Une petite absence : ce qu'il faut savoir sur les absences
C'est un sujet qui revient régulièrement dans les cabinets de pédiatrie, mais c'est un adulte qui a été à l'origine de ce conseil du docteur : Jamal Musiala, footballeur professionnel au FC Bayern, a fait beaucoup parler de lui après s'être effondré deux fois de suite sur le terrain, l'air hébété, au cours d'un match. Le diagnostic : des absences. Voici un bref résumé de ce qu’il faut savoir à ce sujet du point de vue pédiatrique.
En pédiatrie, les absences ne sont pas un phénomène rare. Il s’agit d’une forme particulière de crise qui touche principalement les enfants âgés de 4 à 14 ans. Et commençons par la bonne nouvelle : chez les enfants, ces crises disparaissent d’elles-mêmes dans bien plus de la moitié des cas.
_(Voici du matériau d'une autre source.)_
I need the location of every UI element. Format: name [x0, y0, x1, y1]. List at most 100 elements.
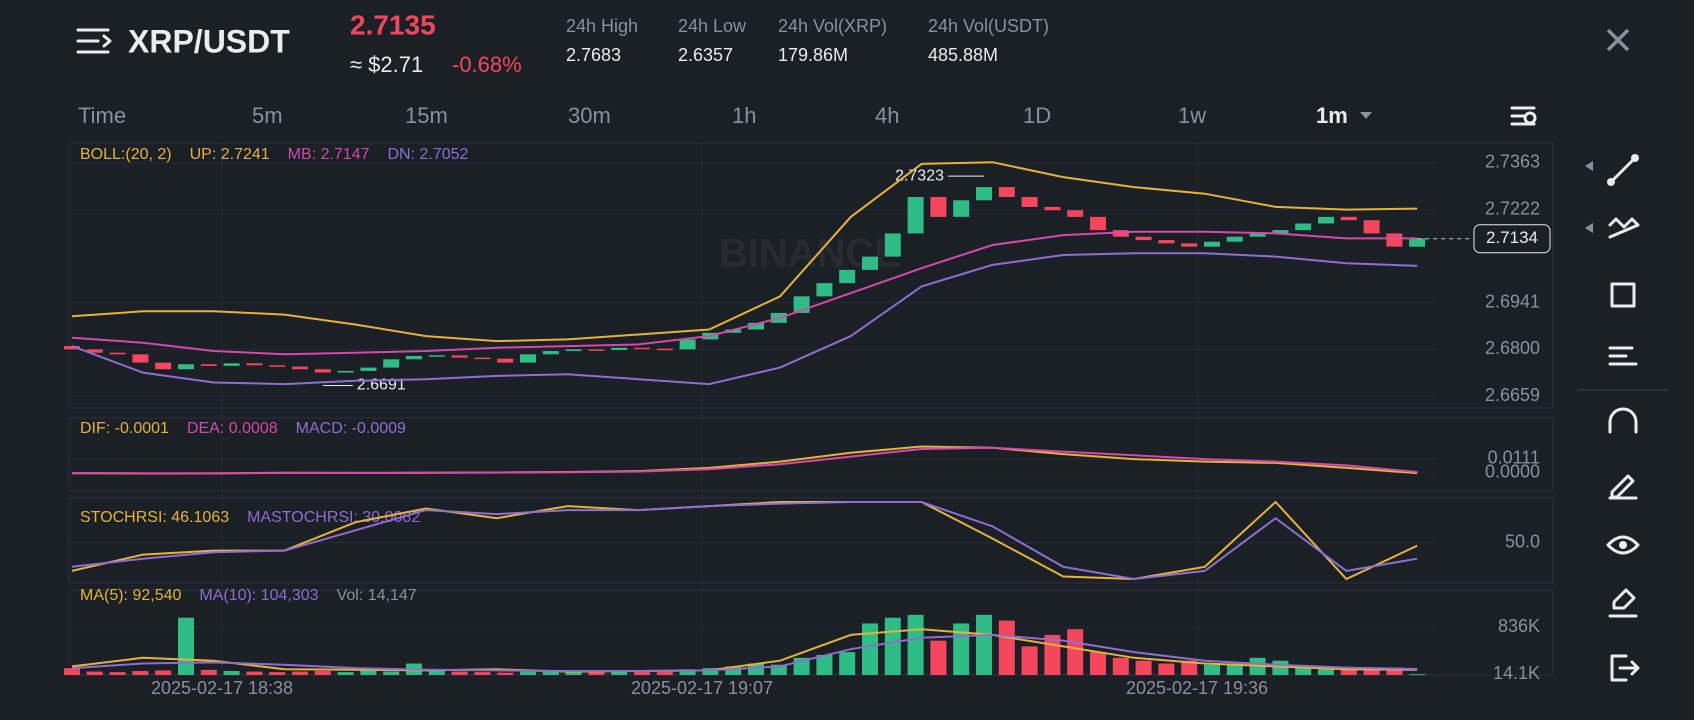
candle [1021, 196, 1038, 207]
usd-price: ≈ $2.71 [350, 52, 423, 77]
candle [337, 370, 354, 373]
stat-value: 2.7683 [566, 45, 621, 65]
candle [725, 329, 742, 333]
candle [748, 322, 764, 330]
volume-bar [1318, 668, 1334, 675]
indicator-line [71, 161, 1418, 343]
volume-bar [1340, 669, 1357, 675]
rect-tool[interactable] [1610, 282, 1636, 308]
close-button[interactable] [1606, 28, 1630, 52]
candle [1272, 230, 1289, 234]
indicator-line [71, 633, 1418, 672]
panel-border [68, 497, 1554, 584]
time-label: 2025-02-17 19:36 [1126, 678, 1268, 698]
volume-bar [474, 672, 491, 675]
menu-icon[interactable] [76, 28, 112, 54]
volume-bar [998, 620, 1015, 675]
y-tick-label: 2.7222 [1485, 198, 1540, 218]
candle [360, 367, 377, 371]
stat-label: 24h High [566, 16, 638, 36]
indicator-line [71, 501, 1418, 581]
candle [953, 200, 970, 217]
pen-tool[interactable] [1608, 474, 1638, 500]
candle [1226, 236, 1243, 242]
candle [223, 363, 240, 366]
y-tick-label: 2.6659 [1485, 385, 1540, 405]
stat-label: 24h Low [678, 16, 747, 36]
candle [1409, 238, 1426, 247]
candle [200, 364, 217, 366]
candle [1090, 216, 1106, 231]
volume-bar [1386, 667, 1403, 675]
trend-line-tool[interactable] [1607, 154, 1639, 186]
candle [656, 348, 673, 351]
last-price-box [1473, 224, 1551, 254]
volume-bar [1181, 660, 1198, 675]
candle [520, 354, 536, 363]
candle [451, 355, 468, 358]
volume-bar [246, 671, 263, 675]
timeframe-tab[interactable]: Time [78, 103, 126, 128]
volume-bar [428, 670, 445, 675]
candle [428, 355, 445, 357]
y-tick-label: 836K [1498, 616, 1540, 636]
candle [884, 233, 901, 257]
timeframe-tab[interactable]: 1D [1023, 103, 1051, 128]
indicator-line [71, 628, 1418, 673]
y-tick-label: 0.0111 [1488, 448, 1540, 468]
legend-entry: MB: 2.7147 [288, 146, 370, 163]
y-tick-label: 2.6800 [1485, 338, 1540, 358]
candle [1158, 240, 1175, 244]
volume-bar [907, 614, 924, 675]
timeframe-tab[interactable]: 1h [732, 103, 756, 128]
exit-tool[interactable] [1610, 654, 1640, 682]
candle [1181, 243, 1198, 247]
settings-icon[interactable] [1510, 106, 1537, 126]
fib-tool[interactable] [1608, 217, 1640, 239]
candle [588, 349, 605, 351]
legend-entry: DN: 2.7052 [388, 146, 469, 163]
candle [155, 362, 172, 370]
volume-bar [656, 671, 673, 675]
eraser-tool[interactable] [1608, 588, 1638, 618]
candle [1112, 230, 1129, 237]
timeframe-tab[interactable]: 30m [568, 103, 611, 128]
volume-bar [611, 670, 628, 675]
volume-bar [862, 623, 878, 675]
legend-entry: BOLL:(20, 2) [80, 146, 172, 163]
timeframe-tab[interactable]: 5m [252, 103, 283, 128]
candle [634, 347, 650, 350]
candle [406, 355, 422, 360]
magnet-tool[interactable] [1608, 407, 1638, 434]
visibility-tool[interactable] [1606, 535, 1640, 555]
candle [1204, 241, 1220, 247]
candle [109, 352, 126, 355]
volume-bar [200, 669, 217, 675]
candle [474, 357, 491, 360]
legend-entry: MASTOCHRSI: 30.0082 [247, 509, 420, 526]
volume-bar [748, 663, 764, 675]
candle [976, 187, 992, 201]
volume-bar [884, 617, 901, 675]
timeframe-tab[interactable]: 15m [405, 103, 448, 128]
panel-border [68, 589, 1554, 676]
volume-bar [383, 671, 400, 675]
volume-bar [702, 668, 719, 675]
volume-bar [976, 614, 992, 675]
candle [1386, 233, 1403, 247]
volume-bar [132, 670, 149, 675]
timeframe-tab[interactable]: 4h [875, 103, 899, 128]
stat-value: 2.6357 [678, 45, 733, 65]
candle [86, 349, 103, 353]
timeframe-tab[interactable]: 1m [1316, 103, 1348, 128]
indicator-line [71, 230, 1418, 356]
candle [930, 196, 947, 217]
stat-label: 24h Vol(USDT) [928, 16, 1049, 36]
timeframe-tab[interactable]: 1w [1178, 103, 1206, 128]
indicator-line [71, 446, 1418, 475]
volume-bar [292, 671, 308, 675]
text-tool[interactable] [1608, 346, 1638, 366]
volume-bar [1272, 660, 1289, 675]
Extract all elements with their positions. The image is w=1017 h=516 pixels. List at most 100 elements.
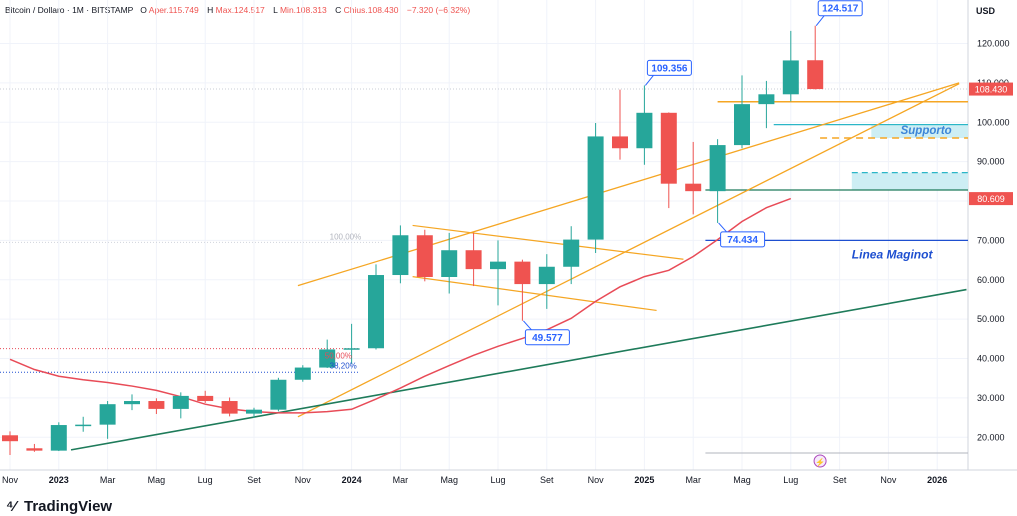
- candle: [368, 264, 384, 350]
- y-tick-label: 90.000: [977, 157, 1005, 167]
- candle-body: [148, 401, 165, 409]
- x-tick-label: 2026: [927, 475, 947, 485]
- y-tick-label: 60.000: [977, 275, 1005, 285]
- candle: [294, 365, 311, 382]
- y-tick-label: 20.000: [977, 432, 1005, 442]
- support-zone-lower: [851, 172, 968, 191]
- candle-body: [514, 261, 531, 285]
- candle: [612, 89, 628, 160]
- flag-lower-line: [412, 276, 657, 312]
- price-badge-label: 108.430: [975, 85, 1008, 95]
- candle-body: [734, 104, 750, 146]
- candle-body: [172, 395, 189, 409]
- event-marker-circle: [813, 454, 827, 468]
- candle-body: [490, 261, 506, 270]
- y-tick-label: 50.000: [977, 314, 1005, 324]
- callout-pointer: [645, 75, 654, 86]
- y-tick-label: 120.000: [977, 39, 1010, 49]
- close-value: Chius.108.430: [343, 5, 399, 15]
- candle-body: [197, 395, 214, 402]
- x-tick-label: Mar: [685, 475, 701, 485]
- candle: [709, 139, 726, 223]
- candle-body: [441, 250, 458, 277]
- callout-box: [646, 59, 692, 76]
- candle: [2, 431, 18, 455]
- candle-body: [26, 448, 43, 451]
- x-tick-label: Lug: [783, 475, 798, 485]
- callout-label: 124.517: [822, 4, 859, 15]
- candle: [50, 422, 67, 452]
- fib-50-label: 50,00%: [325, 352, 352, 361]
- supporto-label: Supporto: [901, 125, 952, 137]
- open-label: O: [140, 5, 147, 15]
- candle-body: [587, 136, 604, 240]
- x-tick-label: Nov: [295, 475, 312, 485]
- candle-body: [782, 60, 799, 95]
- candle: [172, 392, 189, 419]
- price-badge-label: 80.609: [977, 194, 1005, 204]
- candle: [75, 416, 92, 432]
- brand[interactable]: ⁴⁄ TradingView: [6, 498, 112, 515]
- currency-label: USD: [976, 6, 996, 16]
- candle: [148, 398, 165, 415]
- high-value: Max.124.517: [215, 5, 265, 15]
- candle: [221, 397, 238, 417]
- candle: [490, 240, 506, 306]
- candle: [660, 112, 677, 209]
- candle: [416, 229, 433, 282]
- candle: [685, 141, 702, 215]
- symbol-header: Bitcoin / Dollaro · 1M · BITSTAMP O Aper…: [5, 5, 470, 15]
- low-label: L: [273, 5, 278, 15]
- callout-box: [817, 0, 863, 17]
- candle-body: [343, 348, 360, 350]
- x-tick-label: 2023: [49, 475, 69, 485]
- x-tick-label: 2024: [342, 475, 362, 485]
- candle-body: [75, 424, 92, 427]
- candle: [392, 225, 409, 284]
- candles: [2, 25, 824, 455]
- x-tick-label: Mag: [148, 475, 166, 485]
- candle: [270, 377, 287, 412]
- fib-100-label: 100,00%: [330, 232, 362, 241]
- candle-body: [392, 235, 409, 276]
- candle-body: [246, 409, 262, 414]
- x-tick-label: 2025: [634, 475, 654, 485]
- callout-box: [720, 231, 766, 248]
- x-tick-label: Set: [833, 475, 847, 485]
- x-tick-label: Mag: [733, 475, 751, 485]
- candle: [124, 394, 140, 411]
- callout-pointer: [523, 320, 532, 331]
- candle: [343, 323, 360, 365]
- candle-body: [563, 239, 580, 267]
- candle: [758, 80, 775, 129]
- moving-average-line: [9, 197, 792, 414]
- candle-body: [685, 183, 702, 192]
- candle-body: [2, 435, 18, 442]
- maginot-label: Linea Maginot: [852, 247, 934, 261]
- callout-pointer: [718, 222, 727, 233]
- candle-body: [636, 112, 653, 149]
- candle-body: [294, 367, 311, 380]
- close-label: C: [335, 5, 342, 15]
- candle-body: [99, 404, 116, 425]
- channel-lower-line: [297, 83, 960, 418]
- x-tick-label: Nov: [588, 475, 605, 485]
- long-term-trend-line: [70, 288, 967, 451]
- candle: [538, 254, 555, 309]
- low-value: Min.108.313: [279, 5, 327, 15]
- candle: [807, 25, 824, 90]
- candle-body: [124, 401, 140, 405]
- x-tick-label: Lug: [490, 475, 505, 485]
- candle: [246, 407, 262, 418]
- candle: [734, 75, 750, 149]
- callout-label: 49.577: [532, 333, 563, 344]
- callout-label: 74.434: [727, 235, 758, 246]
- symbol-title: Bitcoin / Dollaro · 1M · BITSTAMP: [5, 5, 134, 15]
- candle-body: [465, 250, 482, 270]
- candle-body: [660, 112, 677, 184]
- price-badge: [969, 82, 1013, 96]
- x-tick-label: Set: [540, 475, 554, 485]
- price-badge: [969, 192, 1013, 206]
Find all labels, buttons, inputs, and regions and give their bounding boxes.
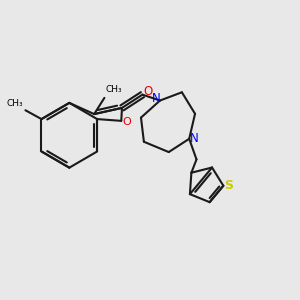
Text: CH₃: CH₃	[106, 85, 122, 94]
Text: O: O	[143, 85, 152, 98]
Text: N: N	[152, 92, 161, 105]
Text: N: N	[190, 132, 198, 145]
Text: O: O	[122, 117, 131, 127]
Text: S: S	[224, 179, 233, 192]
Text: CH₃: CH₃	[7, 99, 23, 108]
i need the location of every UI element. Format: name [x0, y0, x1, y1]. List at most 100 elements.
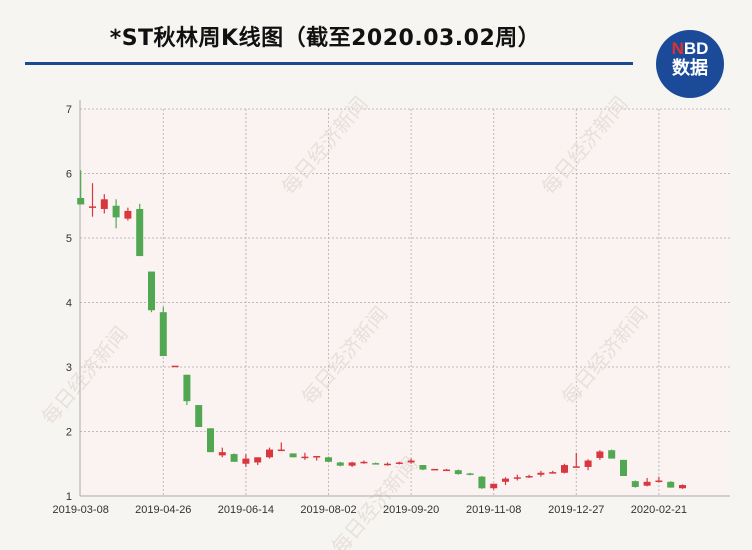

Mais qu’est-ce qu’une absence exactement ? Elle se manifeste par un bref moment où l’enfant semble absent, comme « déconnecté ». Il ne présente toutefois pas de convulsions comme lors d’une crise d’épilepsie, ne tombe pas à terre et ne perd pas connaissance. Il peut par exemple arriver que l’enfant, en jouant au « Mensch-Ärgere-Dich-Nicht », ait l’air déconnecté pendant deux ou trois secondes, avant de reprendre le jeu tout à fait normalement. Parfois, on trouve aussi des indices dans les cahiers : l’enfant écrit et soudain, il y a un petit trou parce qu’il a eu un bref trou de mémoire – puis il a continué normalement.
Pour nous, pédiatres, cela peut être très utile que les parents qui soupçonnent un problème chez leur enfant essaient de filmer de telles scènes. Cela permet de faire une première évaluation assez précise. Il faut toutefois dans tous les cas réaliser un EEG en neurologie pédiatrique, c'est-à-dire un examen des ondes cérébrales.
En règle générale, les enfants reçoivent alors un médicament qui fait disparaître ces crises. Et, comme je l’ai déjà mentionné, les chances de guérison spontanée sont très bonnes.